Em relação aos empréstimos para MEIs na pessoa jurídica, é interessante notar que a taxa de inadimplência é ligeiramente menor entre as empresas mais jovens, com até 3 anos de idade. Nas operações de crédito para MEIs na pessoa física, por sua vez, nota-se que a taxa de inadimplência está inversamente correlacionada à renda, ou seja, quanto maior a renda do tomador, menor, em média, a inadimplência, relação semelhante à observada para as pessoas físicas como um todo.
Por trás da elevada inadimplência, porém, parece existir um fator adicional, relacionado a problemas na gestão financeira dos negócios. Outra pesquisa realizada em 2018 pelo Sebrae, cujos principais resultados também foram divulgados no último Relatório de Cidadania Financeira do Banco Central, identificou que, de maneira geral, esses empreendimentos apresentam deficiências em seus controles e gerenciamento.
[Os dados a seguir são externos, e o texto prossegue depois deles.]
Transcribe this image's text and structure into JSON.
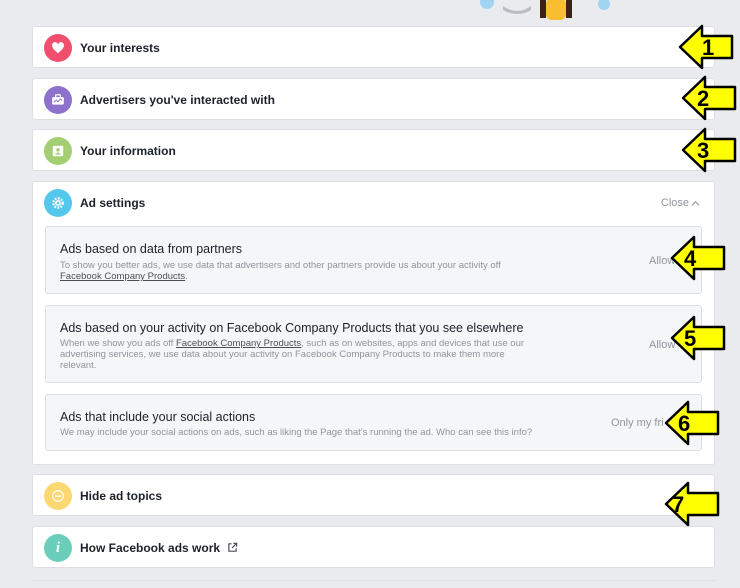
{
  "rows": {
    "interests": {
      "title": "Your interests",
      "color": "#f0506e"
    },
    "advertisers": {
      "title": "Advertisers you've interacted with",
      "color": "#8c72cb"
    },
    "information": {
      "title": "Your information",
      "color": "#a3ce71"
    },
    "ad_settings": {
      "title": "Ad settings",
      "color": "#54c7ec",
      "close_label": "Close"
    },
    "hide_topics": {
      "title": "Hide ad topics",
      "color": "#fcd872"
    },
    "how_ads_work": {
      "title": "How Facebook ads work",
      "color": "#6bcebb"
    }
  },
  "settings": [
    {
      "title": "Ads based on data from partners",
      "desc_before": "To show you better ads, we use data that advertisers and other partners provide us about your activity off ",
      "desc_link": "Facebook Company Products",
      "desc_after": ".",
      "value": "Allow"
    },
    {
      "title": "Ads based on your activity on Facebook Company Products that you see elsewhere",
      "desc_line1_before": "When we show you ads off ",
      "desc_link": "Facebook Company Products",
      "desc_line1_after": ", such as on websites, apps and devices that use our",
      "desc_line2": "advertising services, we use data about your activity on Facebook Company Products to make them more",
      "desc_line3": "relevant.",
      "value": "Allow"
    },
    {
      "title": "Ads that include your social actions",
      "desc": "We may include your social actions on ads, such as liking the Page that's running the ad. Who can see this info?",
      "value": "Only my fri"
    }
  ],
  "annotations": [
    "1",
    "2",
    "3",
    "4",
    "5",
    "6",
    "7"
  ],
  "accent": {
    "arrow_fill": "#ffff00",
    "arrow_stroke": "#000000"
  }
}
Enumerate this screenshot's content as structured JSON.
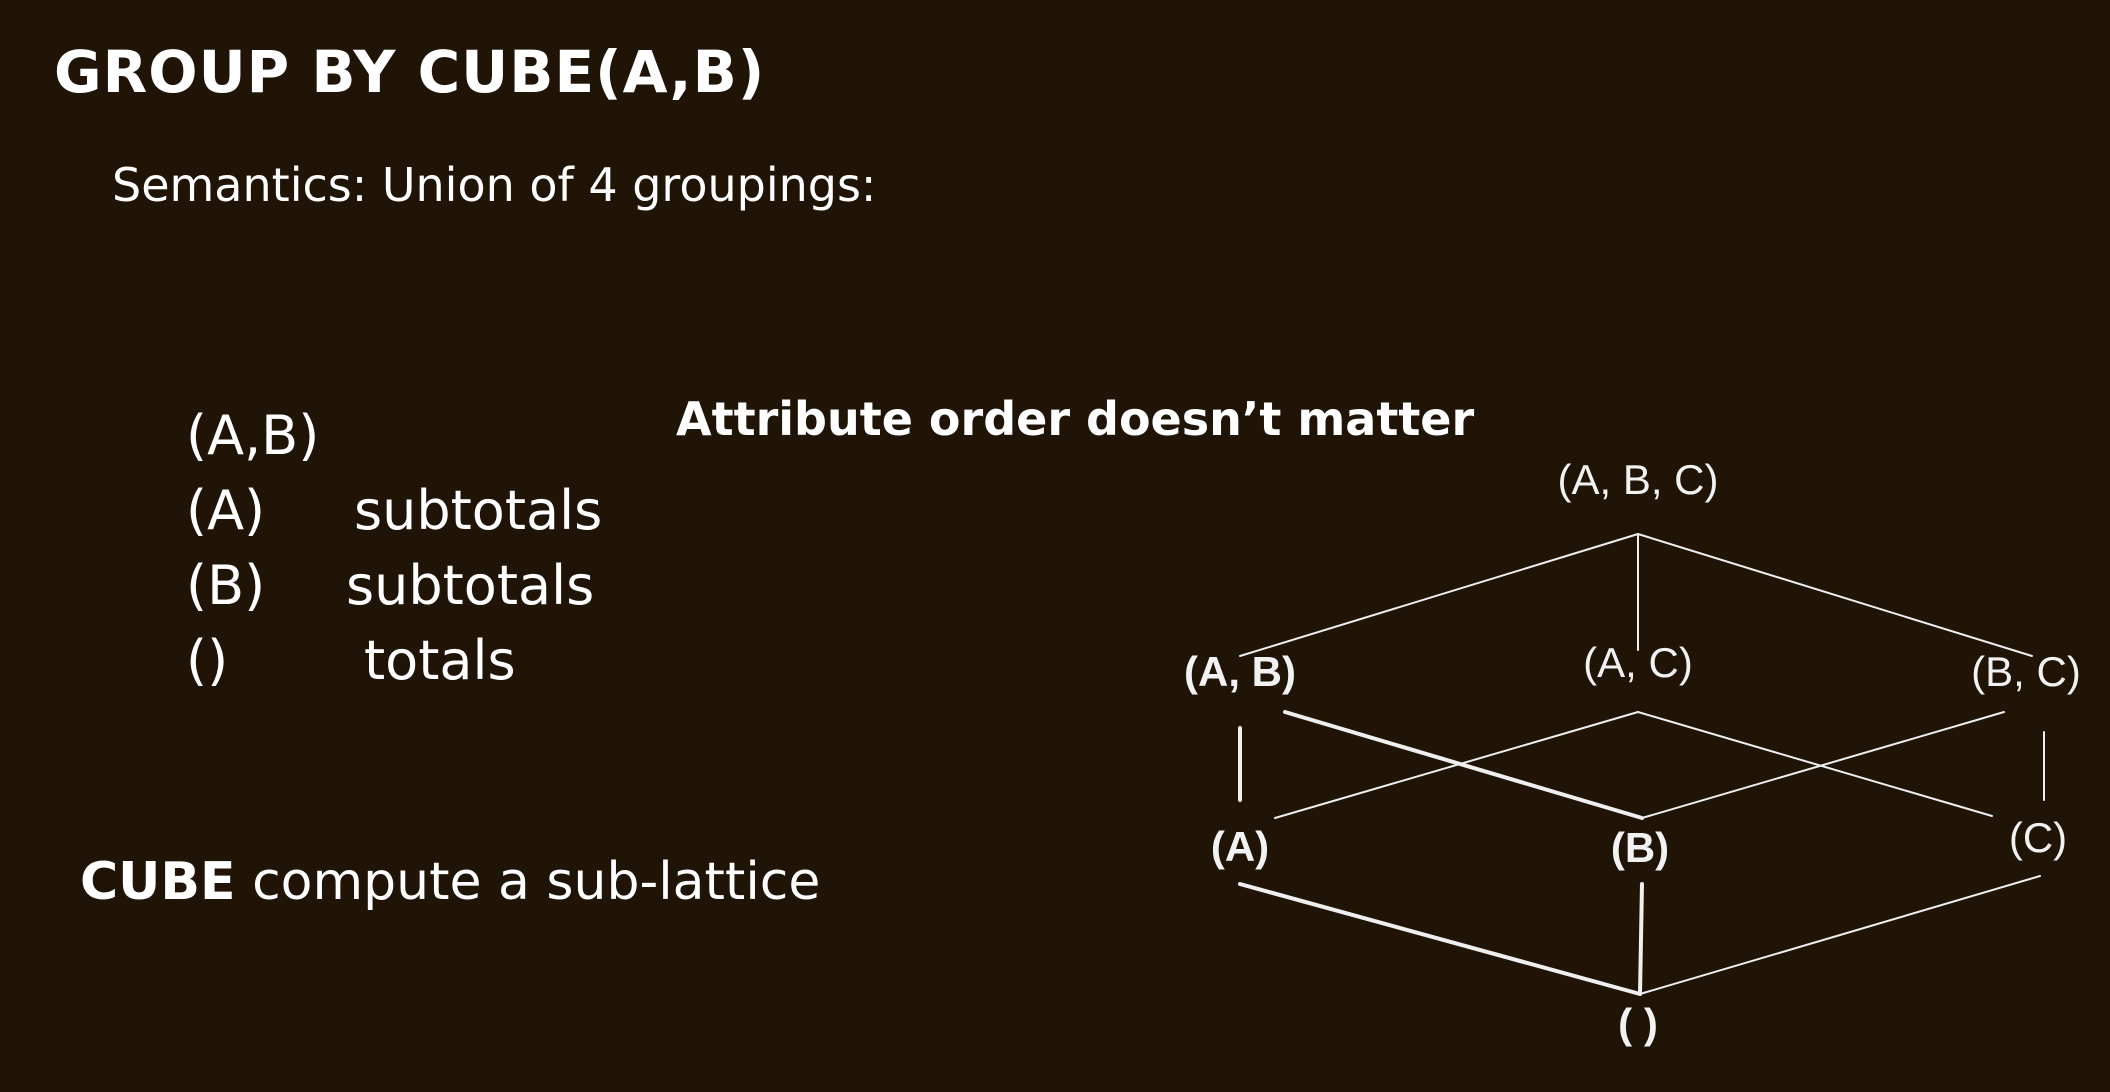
{
  "slide": {
    "title": "GROUP BY CUBE(A,B)",
    "subtitle": "Semantics: Union of 4 groupings:",
    "groupings": [
      {
        "key": "(A,B)",
        "label": ""
      },
      {
        "key": "(A)",
        "label": "subtotals"
      },
      {
        "key": "(B)",
        "label": "subtotals"
      },
      {
        "key": "()",
        "label": "totals"
      }
    ],
    "note": "Attribute order doesn’t matter",
    "cube_keyword": "CUBE",
    "cube_rest": " compute a sub-lattice"
  },
  "lattice": {
    "nodes": {
      "abc": "(A, B, C)",
      "ab": "(A, B)",
      "ac": "(A, C)",
      "bc": "(B, C)",
      "a": "(A)",
      "b": "(B)",
      "c": "(C)",
      "empty": "( )"
    },
    "highlighted": [
      "ab",
      "a",
      "b",
      "empty"
    ],
    "edges": [
      [
        "abc",
        "ab"
      ],
      [
        "abc",
        "ac"
      ],
      [
        "abc",
        "bc"
      ],
      [
        "ab",
        "a"
      ],
      [
        "ab",
        "b"
      ],
      [
        "ac",
        "a"
      ],
      [
        "ac",
        "c"
      ],
      [
        "bc",
        "b"
      ],
      [
        "bc",
        "c"
      ],
      [
        "a",
        "empty"
      ],
      [
        "b",
        "empty"
      ],
      [
        "c",
        "empty"
      ]
    ]
  },
  "colors": {
    "background": "#1f1406",
    "text": "#ffffff"
  }
}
48% dos microempreendedores entrevistados, por exemplo, não tinham registro sobre a previsão dos gastos para o mês seguinte. Além disso, 24% afirmaram não saber se teriam os recursos necessários para pagar as contas e 68% não possuíam uma previsão de saldo de caixa para o próximo mês. Chama atenção ainda que 34% dos entrevistados não costumavam acompanhar o saldo de caixa ou fazem isso no máximo uma vez por mês, 51% não faziam nenhum tipo de registro das retiradas pró-labore de seu negócio, enquanto 42% ainda faziam venda fiado. Destes, 86% já haviam tido algum problema para receber o pagamento desse tipo de venda.
Esses dados ajudam a explicar por que 50% dos empreendedores entrevistados às vezes são pegos de surpresa e ficam sem saber como conseguirão pagar as contas do negócio e 34% simplesmente não conseguem manter os pagamentos da empresa em dia. Ao menos parte da inadimplência observada entre microempreendedores individuais, portanto, parece estar relacionada a problemas na gestão financeira dos negócios.
Explica –ou agrava –o quadro o fato de que 77% dos entrevistados nunca fizeram cursos ou treinamentos na área de administração financeira. Entre os empreendedores que não completaram o ensino médio, o percentual supera os 85%. No mais, chama a atenção que, mesmo quando há sistemas de controle nas empresas, eles são, muitas vezes, precários.
Enquanto 33% dos entrevistados não registravam os gastos em nenhum local, 50% registravam em cadernos e somente 21% faziam o controle por meio digital (computador, tablets, etc.). Com relação às receitas, 39% não faziam controle da entrada de dinheiro, 47% utilizavam cadernos e apenas 17% faziam registros em um computador. É fato que o segmento de microempreendedores individuais apresenta grande potencial de crescimento e representa, com isso, enormes oportunidades de negócio.
Os dados analisados sugerem, contudo, que o sucesso na oferta de empréstimos e serviços financeiros parece não depender somente da boa avaliação dos riscos, mas também da capacidade de bancos e fintechs de disponibilizarem soluções digitais simples, ágeis e baratas, bem como treinamentos eficazes, que auxiliem esses empresários na gestão financeira de seus negócios. Contas digitais gratuitas, maquininhas de cartão sem aluguel e outras soluções de pagamento customizadas, aplicativos de controle de fluxo de caixa e o aumento da oferta de operações de antecipação de recebíveis já são importantes avanços observados nessa direção.